Abbiamo aperto Parentesi Tonde quando tutti eravamo neolaureati in accademia o all’università e tutti provavamo un vuoto cosmico, quella terribile sensazione che ti viene il giorno dopo la laurea, io ricordo il vuoto di quel momento, che ti prende soprattutto se fai una determinata tipologia di studi. Io mi ero laureata in pittura, gli altri ragazzi avevano fatto percorsi in fotografia e grafica, la curatrice si era appena laureata in Storia dell’Arte e in quel momento di totale sconforto ci siamo detti di dover fare qualcosa. Questo ha rappresentato sia una sfida che un punto di ancoraggio perché in quel momento di totale sconforto ci ha dato la possibilità di restare a Palermo ma soprattutto la possibilità di stare con gli artisti. Noi organizziamo mostre ed eventi, invitiamo gli artisti e gli diamo la possibilità di esporre, alcuni hanno fatto la loro prima personale da noi.
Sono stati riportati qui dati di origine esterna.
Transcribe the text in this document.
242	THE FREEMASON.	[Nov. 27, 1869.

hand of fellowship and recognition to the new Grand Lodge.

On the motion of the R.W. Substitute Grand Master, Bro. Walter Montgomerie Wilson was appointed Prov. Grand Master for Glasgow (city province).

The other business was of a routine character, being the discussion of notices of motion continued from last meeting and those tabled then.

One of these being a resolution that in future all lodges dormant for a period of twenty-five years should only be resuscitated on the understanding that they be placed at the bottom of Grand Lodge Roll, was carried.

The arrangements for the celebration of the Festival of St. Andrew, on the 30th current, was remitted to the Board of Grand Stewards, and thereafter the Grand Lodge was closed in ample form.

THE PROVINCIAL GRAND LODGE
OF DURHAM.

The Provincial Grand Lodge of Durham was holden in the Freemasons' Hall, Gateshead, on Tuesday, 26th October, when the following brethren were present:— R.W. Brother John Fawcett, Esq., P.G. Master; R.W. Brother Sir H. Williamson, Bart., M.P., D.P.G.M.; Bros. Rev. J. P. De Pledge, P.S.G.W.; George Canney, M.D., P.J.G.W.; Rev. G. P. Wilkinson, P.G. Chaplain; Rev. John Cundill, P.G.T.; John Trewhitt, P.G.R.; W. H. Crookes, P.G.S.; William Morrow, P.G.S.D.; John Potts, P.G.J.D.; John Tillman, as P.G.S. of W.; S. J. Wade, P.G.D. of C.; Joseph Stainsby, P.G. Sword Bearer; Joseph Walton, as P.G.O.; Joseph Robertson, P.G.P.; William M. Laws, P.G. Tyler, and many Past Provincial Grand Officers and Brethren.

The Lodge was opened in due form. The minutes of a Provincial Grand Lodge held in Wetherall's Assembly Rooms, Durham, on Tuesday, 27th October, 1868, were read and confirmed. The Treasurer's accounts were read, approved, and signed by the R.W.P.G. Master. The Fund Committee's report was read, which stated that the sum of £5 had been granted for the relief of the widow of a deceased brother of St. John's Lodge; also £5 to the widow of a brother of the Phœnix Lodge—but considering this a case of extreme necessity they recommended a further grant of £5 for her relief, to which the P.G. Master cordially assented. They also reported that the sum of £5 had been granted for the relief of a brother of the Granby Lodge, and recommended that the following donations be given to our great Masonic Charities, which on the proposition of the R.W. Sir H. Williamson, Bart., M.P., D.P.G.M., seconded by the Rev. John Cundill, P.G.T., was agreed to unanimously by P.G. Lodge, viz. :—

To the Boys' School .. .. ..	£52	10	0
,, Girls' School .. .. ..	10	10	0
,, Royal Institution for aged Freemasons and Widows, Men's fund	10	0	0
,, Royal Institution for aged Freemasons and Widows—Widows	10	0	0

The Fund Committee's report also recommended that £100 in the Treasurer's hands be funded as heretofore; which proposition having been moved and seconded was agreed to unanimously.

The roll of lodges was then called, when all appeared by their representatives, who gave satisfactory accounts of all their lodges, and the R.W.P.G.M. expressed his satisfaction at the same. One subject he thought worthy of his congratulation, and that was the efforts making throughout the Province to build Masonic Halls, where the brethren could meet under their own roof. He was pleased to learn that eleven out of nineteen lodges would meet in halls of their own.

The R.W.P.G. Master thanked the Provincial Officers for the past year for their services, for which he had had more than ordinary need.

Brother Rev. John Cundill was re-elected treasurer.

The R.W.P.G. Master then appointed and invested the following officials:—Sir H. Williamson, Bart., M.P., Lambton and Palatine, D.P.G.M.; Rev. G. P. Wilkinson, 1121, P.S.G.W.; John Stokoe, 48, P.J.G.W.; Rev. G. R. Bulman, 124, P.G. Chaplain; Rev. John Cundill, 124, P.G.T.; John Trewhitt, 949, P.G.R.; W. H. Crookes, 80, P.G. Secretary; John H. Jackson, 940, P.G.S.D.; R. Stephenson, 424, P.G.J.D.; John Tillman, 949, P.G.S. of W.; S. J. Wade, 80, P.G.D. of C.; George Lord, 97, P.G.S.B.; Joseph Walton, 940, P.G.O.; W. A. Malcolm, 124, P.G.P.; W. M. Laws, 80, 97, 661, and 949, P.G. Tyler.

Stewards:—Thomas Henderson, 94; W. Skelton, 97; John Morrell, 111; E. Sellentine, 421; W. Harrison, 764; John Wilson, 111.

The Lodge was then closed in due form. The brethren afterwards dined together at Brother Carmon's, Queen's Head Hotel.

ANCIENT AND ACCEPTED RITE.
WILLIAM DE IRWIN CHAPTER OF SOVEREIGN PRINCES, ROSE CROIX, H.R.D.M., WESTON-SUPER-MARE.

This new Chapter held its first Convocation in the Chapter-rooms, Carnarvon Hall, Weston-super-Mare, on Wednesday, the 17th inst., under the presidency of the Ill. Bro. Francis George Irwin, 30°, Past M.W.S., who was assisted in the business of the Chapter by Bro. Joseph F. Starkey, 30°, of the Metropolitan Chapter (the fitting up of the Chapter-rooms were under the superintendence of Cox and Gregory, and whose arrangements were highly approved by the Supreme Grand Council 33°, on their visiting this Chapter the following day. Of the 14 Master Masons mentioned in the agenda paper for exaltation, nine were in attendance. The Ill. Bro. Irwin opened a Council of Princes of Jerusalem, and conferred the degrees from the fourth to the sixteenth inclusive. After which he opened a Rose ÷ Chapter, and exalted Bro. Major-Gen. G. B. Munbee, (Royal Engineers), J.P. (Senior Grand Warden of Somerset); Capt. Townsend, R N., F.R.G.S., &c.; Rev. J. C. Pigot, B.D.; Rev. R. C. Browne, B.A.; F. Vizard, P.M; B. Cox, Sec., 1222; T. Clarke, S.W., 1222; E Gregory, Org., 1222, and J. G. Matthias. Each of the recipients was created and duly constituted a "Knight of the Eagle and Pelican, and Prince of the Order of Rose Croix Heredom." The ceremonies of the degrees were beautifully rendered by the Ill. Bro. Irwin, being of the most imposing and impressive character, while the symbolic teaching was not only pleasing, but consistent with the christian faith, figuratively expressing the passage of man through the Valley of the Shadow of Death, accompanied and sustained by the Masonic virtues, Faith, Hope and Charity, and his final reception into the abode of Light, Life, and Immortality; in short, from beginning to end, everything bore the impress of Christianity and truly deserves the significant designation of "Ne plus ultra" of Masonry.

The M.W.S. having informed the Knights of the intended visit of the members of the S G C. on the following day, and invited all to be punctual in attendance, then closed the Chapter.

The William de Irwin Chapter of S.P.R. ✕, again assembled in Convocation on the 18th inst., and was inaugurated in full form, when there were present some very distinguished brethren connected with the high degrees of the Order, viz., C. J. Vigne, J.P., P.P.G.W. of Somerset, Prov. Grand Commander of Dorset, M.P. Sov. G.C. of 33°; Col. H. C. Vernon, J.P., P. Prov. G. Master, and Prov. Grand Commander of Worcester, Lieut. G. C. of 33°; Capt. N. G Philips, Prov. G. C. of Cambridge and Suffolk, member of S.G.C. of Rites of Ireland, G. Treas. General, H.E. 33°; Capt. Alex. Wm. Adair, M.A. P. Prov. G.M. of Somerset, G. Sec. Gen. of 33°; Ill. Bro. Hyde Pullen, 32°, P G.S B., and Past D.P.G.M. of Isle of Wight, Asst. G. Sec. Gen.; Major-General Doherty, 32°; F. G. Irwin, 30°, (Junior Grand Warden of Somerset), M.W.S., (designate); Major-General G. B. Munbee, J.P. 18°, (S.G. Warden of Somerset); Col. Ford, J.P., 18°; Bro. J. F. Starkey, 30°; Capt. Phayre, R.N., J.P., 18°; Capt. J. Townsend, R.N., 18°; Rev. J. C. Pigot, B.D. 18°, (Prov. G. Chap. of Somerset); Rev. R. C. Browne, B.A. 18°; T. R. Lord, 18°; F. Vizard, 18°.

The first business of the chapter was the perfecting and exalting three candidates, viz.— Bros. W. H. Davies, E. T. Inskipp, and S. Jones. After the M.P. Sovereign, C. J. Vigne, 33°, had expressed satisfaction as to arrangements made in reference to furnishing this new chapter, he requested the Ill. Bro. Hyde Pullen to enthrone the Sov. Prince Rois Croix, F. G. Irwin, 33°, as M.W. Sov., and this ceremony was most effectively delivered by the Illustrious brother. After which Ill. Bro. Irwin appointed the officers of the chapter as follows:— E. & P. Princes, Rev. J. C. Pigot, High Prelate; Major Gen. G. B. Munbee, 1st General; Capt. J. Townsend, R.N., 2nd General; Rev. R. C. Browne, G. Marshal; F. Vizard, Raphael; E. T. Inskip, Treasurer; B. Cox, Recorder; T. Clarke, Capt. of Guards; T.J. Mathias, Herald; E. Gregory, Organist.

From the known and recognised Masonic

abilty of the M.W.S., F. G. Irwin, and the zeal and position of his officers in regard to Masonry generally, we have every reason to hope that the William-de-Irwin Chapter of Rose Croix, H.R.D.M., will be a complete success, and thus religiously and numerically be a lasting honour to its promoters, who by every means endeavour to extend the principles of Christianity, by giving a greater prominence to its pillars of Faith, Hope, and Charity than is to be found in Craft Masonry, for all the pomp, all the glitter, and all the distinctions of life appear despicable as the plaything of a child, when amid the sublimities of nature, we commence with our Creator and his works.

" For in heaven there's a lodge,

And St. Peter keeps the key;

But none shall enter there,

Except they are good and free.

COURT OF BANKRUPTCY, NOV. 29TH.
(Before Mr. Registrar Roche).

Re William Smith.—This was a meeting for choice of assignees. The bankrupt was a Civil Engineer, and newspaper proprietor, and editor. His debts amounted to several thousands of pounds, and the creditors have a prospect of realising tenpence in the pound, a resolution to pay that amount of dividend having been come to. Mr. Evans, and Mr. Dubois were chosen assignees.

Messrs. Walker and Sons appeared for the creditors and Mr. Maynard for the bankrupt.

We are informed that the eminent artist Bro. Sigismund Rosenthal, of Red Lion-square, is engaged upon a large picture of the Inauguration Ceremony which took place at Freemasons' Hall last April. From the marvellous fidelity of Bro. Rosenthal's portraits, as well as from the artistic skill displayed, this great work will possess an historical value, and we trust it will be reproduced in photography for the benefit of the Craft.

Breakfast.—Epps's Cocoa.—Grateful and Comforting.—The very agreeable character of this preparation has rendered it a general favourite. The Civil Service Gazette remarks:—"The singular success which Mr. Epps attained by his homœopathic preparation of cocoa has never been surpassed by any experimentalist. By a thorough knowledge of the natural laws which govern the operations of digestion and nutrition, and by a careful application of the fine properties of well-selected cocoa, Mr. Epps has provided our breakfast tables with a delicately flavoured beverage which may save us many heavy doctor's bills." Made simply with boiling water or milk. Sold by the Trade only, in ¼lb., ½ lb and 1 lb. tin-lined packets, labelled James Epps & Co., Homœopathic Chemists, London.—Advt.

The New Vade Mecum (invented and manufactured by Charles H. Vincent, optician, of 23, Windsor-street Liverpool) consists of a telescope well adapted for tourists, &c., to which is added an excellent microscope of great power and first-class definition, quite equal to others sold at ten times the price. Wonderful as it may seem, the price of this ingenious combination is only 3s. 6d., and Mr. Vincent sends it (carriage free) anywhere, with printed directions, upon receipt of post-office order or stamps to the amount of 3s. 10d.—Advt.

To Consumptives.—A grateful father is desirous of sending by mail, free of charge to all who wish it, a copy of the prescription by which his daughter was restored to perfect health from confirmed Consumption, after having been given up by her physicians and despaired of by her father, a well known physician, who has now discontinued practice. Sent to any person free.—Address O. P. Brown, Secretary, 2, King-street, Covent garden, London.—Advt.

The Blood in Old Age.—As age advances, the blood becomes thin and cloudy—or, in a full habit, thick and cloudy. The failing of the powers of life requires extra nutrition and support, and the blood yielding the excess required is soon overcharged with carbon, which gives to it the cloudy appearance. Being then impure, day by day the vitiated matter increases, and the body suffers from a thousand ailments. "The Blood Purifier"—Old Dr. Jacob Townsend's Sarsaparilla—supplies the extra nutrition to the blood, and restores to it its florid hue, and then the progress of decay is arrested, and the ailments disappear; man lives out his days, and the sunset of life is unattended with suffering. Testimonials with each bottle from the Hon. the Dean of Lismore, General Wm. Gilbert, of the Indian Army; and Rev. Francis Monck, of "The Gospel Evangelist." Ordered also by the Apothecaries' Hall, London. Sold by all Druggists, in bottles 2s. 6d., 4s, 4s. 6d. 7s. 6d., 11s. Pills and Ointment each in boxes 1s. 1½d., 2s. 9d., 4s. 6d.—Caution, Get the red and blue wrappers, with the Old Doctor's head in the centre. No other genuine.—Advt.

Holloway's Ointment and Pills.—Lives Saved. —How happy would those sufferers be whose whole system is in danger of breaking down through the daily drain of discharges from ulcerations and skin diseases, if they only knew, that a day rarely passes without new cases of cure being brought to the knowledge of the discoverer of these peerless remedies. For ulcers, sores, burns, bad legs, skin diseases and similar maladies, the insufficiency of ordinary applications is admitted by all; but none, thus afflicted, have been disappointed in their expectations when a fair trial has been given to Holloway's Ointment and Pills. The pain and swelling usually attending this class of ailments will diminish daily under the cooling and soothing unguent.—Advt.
E l’accoglienza della comunità al vostro progetto?

La comunità locale non comprende del tutto, lo spazio espositivo si trova in un’area a metà tra Via Maqueda e il Mercato del Capo, c’è una mescolanza di turismo e persone locali che però non capiscono. Alcuni dei nostri vicini sbirciano ogni tanto ma non riescono a comprendere fino in fondo perché spesso mancano i mezzi per tradurre questo tipo di linguaggio.

Cosa vuol dire essere un’artista oggi? E quali sono le sfide che bisogna affrontare?

Essere un’artista vuol dire andare a indagare l’odierno, avere un ruolo, fare il ricercatore. Le sfide vanno da argomenti molto banali e quotidiane ad altre molto più introspettive che riguardano te stesso e la tua produzione, la tua pratica. Te stesso e quello che fai vedere.